Development of a GWAS polygenic score model for phenotypic differentiation of GAS
The large proportion of explained variance by the variants from multiple GWAS modalities motivated us to explore the capability of the variants as genetic markers for GAS phenotype stratification or disease prediction. The polygenic nature of the phenotypes enabled us to develop a GWAS polygenic score (GPS) as a surrogate of multiple genetic markers. GPS is a composite measure of genetic mutation burden over polygenic loci for single individuals and has been frequently used for human disease prediction or risk stratification [45–47]. Here, by leveraging the polygenic nature of GAS phenotypes, we developed GPS-based prediction models for GAS phenotype differentiation by summing over the independent variants from three GWAS modalities (Figure S9 and Additional File 9 (see Methods & Materials). We then evaluated the performance of the GPS models in discriminating GAS phenotypes in the validation cohort of 710 GAS strains using the Receiver Operating Characteristic (ROC) analysis (Additional File 10). The strains of the validation cohort have the similar emm serotype distribution and time coverage to those of the training cohort (Fig. 8b and 8c). The ROC analysis showed that the GPS calculated from each of the three GWAS modalities alone (i.e., SNP-based, CDS-based, and InDel-based GWAS) generated models with an average AUC of 77.5%, 64.4%, and 69.4%, respectively (Fig. 8d). Noticeably, incorporating the CDS-based GWAS made AUC increase by 3.8% and combining all three GWAS modalities made AUC increase by 4.4%, leading to a high discriminatory level above 80% (Fig. 8d).
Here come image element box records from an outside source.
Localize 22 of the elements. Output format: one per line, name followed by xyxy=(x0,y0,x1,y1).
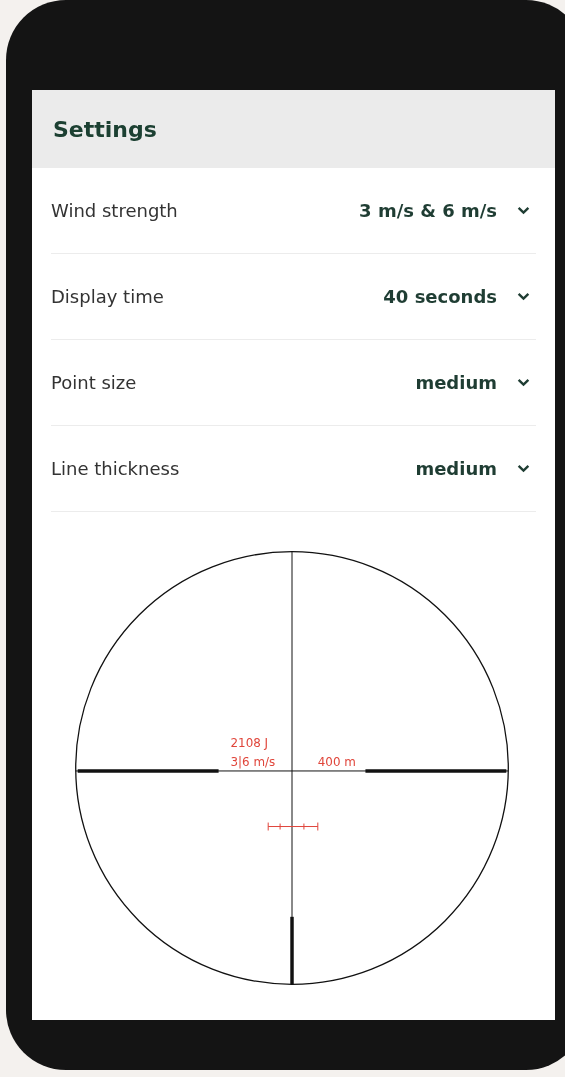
chevron-down-icon xyxy=(517,206,530,215)
distance-reading: 400 m xyxy=(317,755,356,769)
setting-value: medium xyxy=(415,458,497,479)
setting-row[interactable]: Wind strength 3 m/s & 6 m/s xyxy=(51,168,536,254)
wind-reading: 3|6 m/s xyxy=(230,755,276,769)
setting-label: Display time xyxy=(51,286,165,307)
windage-scale xyxy=(267,822,319,831)
setting-value: medium xyxy=(415,372,497,393)
setting-value: 3 m/s & 6 m/s xyxy=(359,200,497,221)
energy-reading: 2108 J xyxy=(230,736,269,751)
setting-value: 40 seconds xyxy=(383,286,497,307)
setting-row[interactable]: Line thickness medium xyxy=(51,426,536,512)
setting-label: Line thickness xyxy=(51,458,181,479)
chevron-down-icon xyxy=(517,464,530,473)
setting-label: Wind strength xyxy=(51,200,179,221)
chevron-down-icon xyxy=(517,292,530,301)
setting-row[interactable]: Display time 40 seconds xyxy=(51,254,536,340)
setting-label: Point size xyxy=(51,372,138,393)
screen-title: Settings xyxy=(53,116,157,142)
chevron-down-icon xyxy=(517,378,530,387)
thick-post xyxy=(290,916,294,985)
setting-row[interactable]: Point size medium xyxy=(51,340,536,426)
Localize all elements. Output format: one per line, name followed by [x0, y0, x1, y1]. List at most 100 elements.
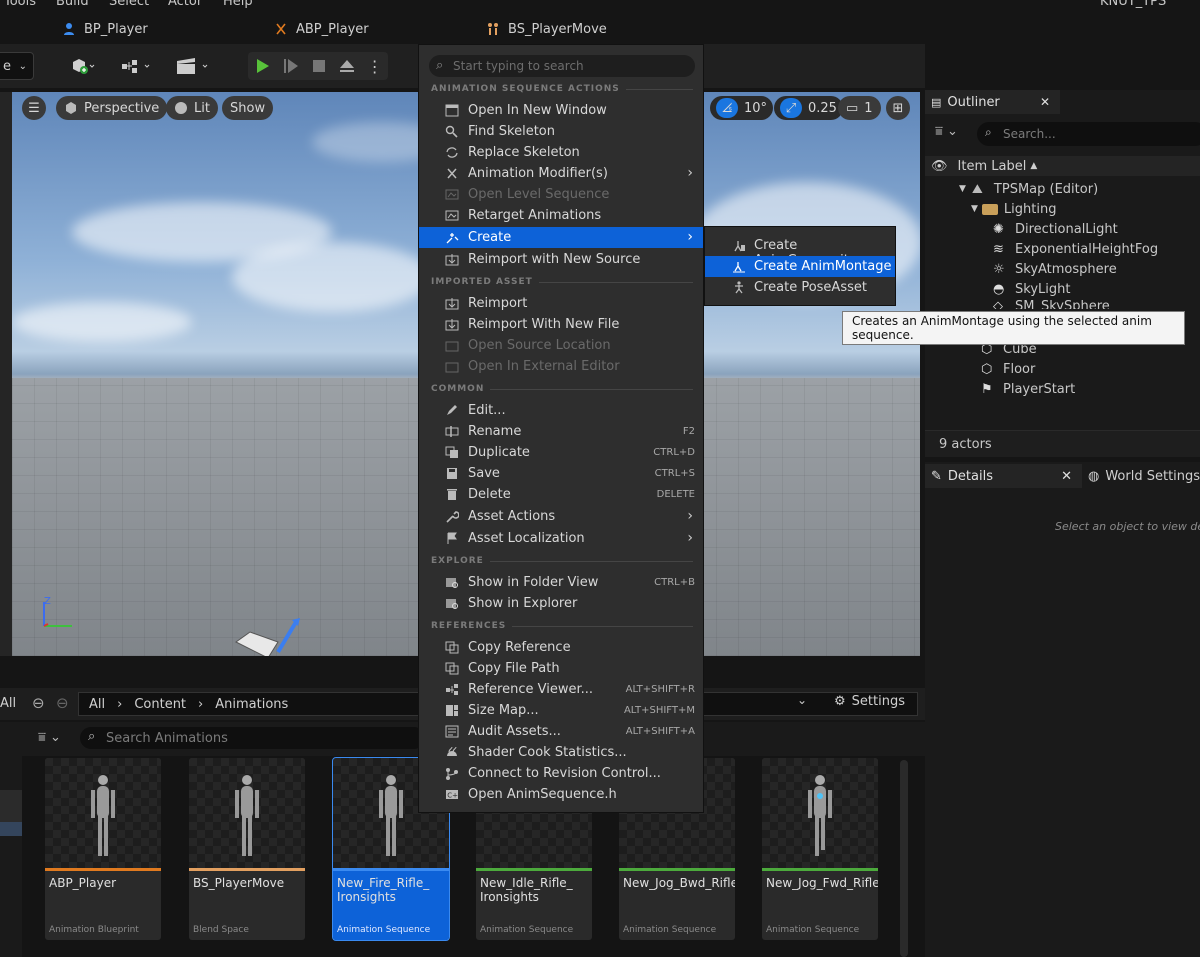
- row-label: DirectionalLight: [1015, 221, 1118, 237]
- step-icon[interactable]: [282, 57, 300, 75]
- menu-item-open-new-window[interactable]: Open In New Window: [419, 100, 703, 121]
- menu-help[interactable]: Help: [223, 0, 253, 9]
- menu-item-reimport[interactable]: Reimport: [419, 293, 703, 314]
- world-settings-tab[interactable]: ◍ World Settings: [1088, 464, 1200, 488]
- mannequin-icon: [235, 775, 259, 856]
- perspective-button[interactable]: Perspective: [56, 96, 168, 120]
- submenu-item-create-animcomposite[interactable]: Create AnimComposite: [705, 235, 895, 268]
- outliner-search-input[interactable]: ⌕ Search...: [977, 122, 1200, 146]
- grid-scrollbar[interactable]: [900, 760, 908, 957]
- viewport-menu-button[interactable]: ☰: [22, 96, 46, 120]
- menu-item-duplicate[interactable]: Duplicate CTRL+D: [419, 442, 703, 463]
- back-icon[interactable]: ⊖: [32, 694, 45, 712]
- filter-button[interactable]: ⩸ ⌄: [935, 124, 971, 144]
- viewport-layout-button[interactable]: ⊞: [886, 96, 910, 120]
- submenu-item-create-poseasset[interactable]: Create PoseAsset: [705, 277, 895, 298]
- asset-name: New_Jog_Fwd_Rifle: [766, 876, 878, 890]
- mode-dropdown[interactable]: e ⌄: [0, 52, 34, 80]
- menu-item-find-skeleton[interactable]: Find Skeleton: [419, 121, 703, 142]
- asset-tile[interactable]: New_Jog_Fwd_Rifle Animation Sequence: [762, 758, 878, 940]
- menu-item-size-map[interactable]: Size Map... ALT+SHIFT+M: [419, 700, 703, 721]
- cinematics-button[interactable]: [172, 52, 214, 80]
- perspective-label: Perspective: [84, 100, 160, 116]
- filter-icon: ⩸ ⌄: [935, 124, 958, 139]
- settings-button[interactable]: ⚙ Settings: [834, 694, 905, 709]
- menu-item-show-folder-view[interactable]: Show in Folder View CTRL+B: [419, 572, 703, 593]
- eye-icon[interactable]: 👁: [931, 159, 948, 174]
- asset-tile[interactable]: ABP_Player Animation Blueprint: [45, 758, 161, 940]
- menu-item-save[interactable]: Save CTRL+S: [419, 463, 703, 484]
- expand-icon[interactable]: ▼: [959, 184, 966, 194]
- submenu-item-create-animmontage[interactable]: Create AnimMontage: [705, 256, 895, 277]
- outliner-row[interactable]: ⚑ PlayerStart: [925, 379, 1200, 399]
- menu-actor[interactable]: Actor: [168, 0, 202, 9]
- menu-item-rename[interactable]: Rename F2: [419, 421, 703, 442]
- menu-item-open-animsequence-h[interactable]: C++Open AnimSequence.h: [419, 784, 703, 805]
- menu-item-reimport-new-source[interactable]: Reimport with New Source: [419, 249, 703, 270]
- tab-label: ABP_Player: [296, 21, 369, 37]
- chevron-right-icon: ›: [687, 530, 693, 546]
- outliner-tab[interactable]: ▤ Outliner ✕: [925, 90, 1060, 114]
- scale-snap[interactable]: ⤢ 0.25: [774, 96, 843, 120]
- add-actor-button[interactable]: [62, 52, 104, 80]
- expand-icon[interactable]: ▼: [971, 204, 978, 214]
- play-icon[interactable]: [253, 57, 271, 75]
- eject-icon[interactable]: [338, 57, 356, 75]
- forward-icon[interactable]: ⊖: [56, 694, 69, 712]
- tab-bs-playermove[interactable]: BS_PlayerMove: [486, 14, 607, 44]
- more-options-icon[interactable]: ⋮: [367, 57, 383, 76]
- crumb-animations[interactable]: Animations: [215, 697, 288, 712]
- outliner-row[interactable]: ✺ DirectionalLight: [925, 219, 1200, 239]
- close-icon[interactable]: ✕: [1040, 95, 1050, 109]
- outliner-row[interactable]: ◓ SkyLight: [925, 279, 1200, 299]
- lit-button[interactable]: Lit: [166, 96, 218, 120]
- camera-speed[interactable]: ▭ 1: [838, 96, 881, 120]
- menu-bar: Tools Build Select Actor Help KNUT_TPS: [0, 0, 1200, 14]
- menu-item-copy-reference[interactable]: Copy Reference: [419, 637, 703, 658]
- menu-search-input[interactable]: ⌕ Start typing to search: [429, 55, 695, 77]
- menu-item-show-explorer[interactable]: Show in Explorer: [419, 593, 703, 614]
- menu-item-retarget-animations[interactable]: Retarget Animations: [419, 205, 703, 226]
- tab-bp-player[interactable]: BP_Player: [62, 14, 148, 44]
- outliner-row-map[interactable]: ▼ ⛰ TPSMap (Editor): [925, 179, 1200, 199]
- source-item-selected[interactable]: [0, 822, 22, 836]
- outliner-row[interactable]: ◇ SM_SkySphere: [925, 299, 1200, 309]
- asset-tile[interactable]: BS_PlayerMove Blend Space: [189, 758, 305, 940]
- crumb-all[interactable]: All: [89, 697, 105, 712]
- menu-item-audit-assets[interactable]: Audit Assets... ALT+SHIFT+A: [419, 721, 703, 742]
- blueprint-button[interactable]: [118, 52, 158, 80]
- outliner-row[interactable]: ⬡ Floor: [925, 359, 1200, 379]
- menu-item-animation-modifiers[interactable]: Animation Modifier(s) ›: [419, 163, 703, 184]
- menu-item-edit[interactable]: Edit...: [419, 400, 703, 421]
- content-search-input[interactable]: ⌕ Search Animations: [80, 727, 425, 749]
- show-button[interactable]: Show: [222, 96, 274, 120]
- retarget-icon: [445, 209, 459, 222]
- outliner-row[interactable]: ☼ SkyAtmosphere: [925, 259, 1200, 279]
- menu-item-copy-file-path[interactable]: Copy File Path: [419, 658, 703, 679]
- menu-item-reimport-new-file[interactable]: Reimport With New File: [419, 314, 703, 335]
- menu-build[interactable]: Build: [56, 0, 89, 9]
- all-tab[interactable]: All: [0, 696, 16, 711]
- outliner-header[interactable]: 👁 Item Label ▲: [925, 156, 1200, 176]
- filter-icon[interactable]: ⩸ ⌄: [38, 730, 61, 745]
- outliner-row-lighting[interactable]: ▼ Lighting: [925, 199, 1200, 219]
- menu-item-create[interactable]: Create ›: [419, 227, 703, 248]
- menu-item-asset-localization[interactable]: Asset Localization ›: [419, 528, 703, 549]
- menu-item-delete[interactable]: Delete DELETE: [419, 484, 703, 505]
- lit-label: Lit: [194, 100, 210, 116]
- stop-icon[interactable]: [310, 57, 328, 75]
- close-icon[interactable]: ✕: [1061, 469, 1072, 484]
- tab-abp-player[interactable]: ABP_Player: [274, 14, 369, 44]
- menu-select[interactable]: Select: [109, 0, 149, 9]
- history-dropdown-icon[interactable]: ⌄: [797, 693, 807, 707]
- menu-item-connect-revision-control[interactable]: Connect to Revision Control...: [419, 763, 703, 784]
- crumb-content[interactable]: Content: [134, 697, 186, 712]
- outliner-row[interactable]: ≋ ExponentialHeightFog: [925, 239, 1200, 259]
- menu-item-asset-actions[interactable]: Asset Actions ›: [419, 506, 703, 527]
- details-tab[interactable]: ✎ Details ✕: [925, 464, 1082, 488]
- angle-snap[interactable]: ⦞ 10°: [710, 96, 774, 120]
- menu-item-reference-viewer[interactable]: Reference Viewer... ALT+SHIFT+R: [419, 679, 703, 700]
- menu-tools[interactable]: Tools: [4, 0, 36, 9]
- menu-item-replace-skeleton[interactable]: Replace Skeleton: [419, 142, 703, 163]
- menu-item-shader-cook-stats[interactable]: Shader Cook Statistics...: [419, 742, 703, 763]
Our results demonstrate the considerable improvement in the performance of the GPS prediction models by adding CDS-based and InDel-based GWAS markers. This high level of discriminatory ability of the integrated GPS score facilitates its promising role in phenotype stratification for this highly versatile organism.
A low-end exception in the AUC values occurred for the phenotype pair PHY-RF, which has an AUC of 74.4%. This modest value of AUC for PHY-RF agrees well with the small proportion of explained variance (27%) by all variants between the two phenotypes, further supporting the possibility of other contributing factors than genetic mutations to the phenotypic difference between PHY-RF.